Berdasarkan hasil penyelidikan, peristiwa ini dipicu aksi saling tantang di media sosial (medsos). Yudistira menyebut, akun medsos yang digunakan tersebut sudah dikelola secara turun temurun dari angkatan-angkatan sebelumnya.
"Nah akun medsos ini secara turun-temurun berdasarkan hasil penggalian data kami, itu diberikan dari kakak kelas kepada adik kelasnya. Dan itu bertahan secara turun-temurun, sehingga penting juga bagi pihak sekolah barangkali untuk bisa memonitor hal ini selain keluarga," jelasnya.
Dia menyarankan agar para siswa yang mengetahui akun-akun medsos yang memicu tawuran untuk segera melaporkannya. Hal ini penting dilakukan untuk mencegah aksi tawuran terjadi.
"Dan kalau misalnya ada rekan-rekan dari siswa yang mengetahui tentang akun ini sebaiknya segera dilaporkan kepada pihak sekolah atau kepada pihak yang berwajib," ujar Yudistira.
"Agar apa-apa saja yang menjadi bahan pembicaraan misalnya tentang ajakan tawuran itu bisa segera dihindari sebelum itu terjadi," imbuhnya.

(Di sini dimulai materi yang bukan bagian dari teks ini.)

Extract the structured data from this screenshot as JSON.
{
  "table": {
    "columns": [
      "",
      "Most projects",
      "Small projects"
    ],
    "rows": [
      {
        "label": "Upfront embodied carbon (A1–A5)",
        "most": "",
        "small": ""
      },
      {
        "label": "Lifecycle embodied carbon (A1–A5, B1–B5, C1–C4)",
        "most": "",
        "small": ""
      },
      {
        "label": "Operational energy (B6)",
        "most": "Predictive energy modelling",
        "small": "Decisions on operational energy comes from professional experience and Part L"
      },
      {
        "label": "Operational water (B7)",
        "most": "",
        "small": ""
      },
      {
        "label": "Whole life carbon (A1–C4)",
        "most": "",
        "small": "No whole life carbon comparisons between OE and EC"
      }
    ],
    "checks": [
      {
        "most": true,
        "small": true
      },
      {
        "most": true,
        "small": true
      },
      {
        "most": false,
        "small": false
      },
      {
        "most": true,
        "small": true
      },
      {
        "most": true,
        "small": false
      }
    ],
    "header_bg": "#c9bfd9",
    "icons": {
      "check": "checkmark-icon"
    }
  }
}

Sebelumya, Kapolres Metro Jakarta Barat Kombes Twedi Aditya mengatakan tawuran pecah pada Rabu (21/1). Sehari sebelumnya, salah satu akun medsos yang dikelola oleh korban MBA, menantang akun medsos kelompok pelajar lainnya.
"Tawuran tersebut berawal dari tantangan di media sosial. Media sosial dengan akun @zentrum yang dikelola admin BMA, yang tadi merupakan korban yang meninggal dunia, dengan akun @yakudika28 yang dikelola admin MHI (Anak yang Berhadapan dengan Hukum). Tantangan tersebut terjadi pada tanggal 20 Januari pada hari Selasa," ujar Twedi saat konferensi pers di Mapolres Metro Jakarta Barat, Jumat (30/1).
Polres Metro Jakarta Barat mengamankan 10 pelaku tawuran di Kebon Jeruk. Polisi mengungkap sembilan dari 10 pelaku yang diamankan adalah anak berhadapan dengan hukum.
Polisi turut menyita tiga unit sepeda motor, tujuh bilah senjata tajam berbagai jenis, satu setel pakaian yang digunakan korban, satu setel pakaian yang digunakan tersangka, sembilan setel pakaian yang digunakan Anak Berhadapan dengan Hukum, sembilan unit telepon genggam, dan satu buah helm.
Para pelaku disangkakan dengan Pasal 262 ayat 4 KUHP UU nomor 1 Tahun 2023, Pasal 466 ayat 3 KUHP Undang-Undang Nomor 1 Tahun 2023. Kemudian Pasal 307 ayat 1 KUHP Undang-Undang Nomor 1 Tahun 2023, Pasal 472 huruf b KUHP Undang-Undang Nomor 1 Tahun 2023.
Di sisi lain, dia menyampaikan jika pada saat proses pemeriksaan, seluruh Anak Berhadapan dengan Hukum didampingi oleh keluarga, Dinas PPAPP DKI Jakarta, Balai Permasyarakatan, dan Pos Bantuan Hukum Jakarta Barat.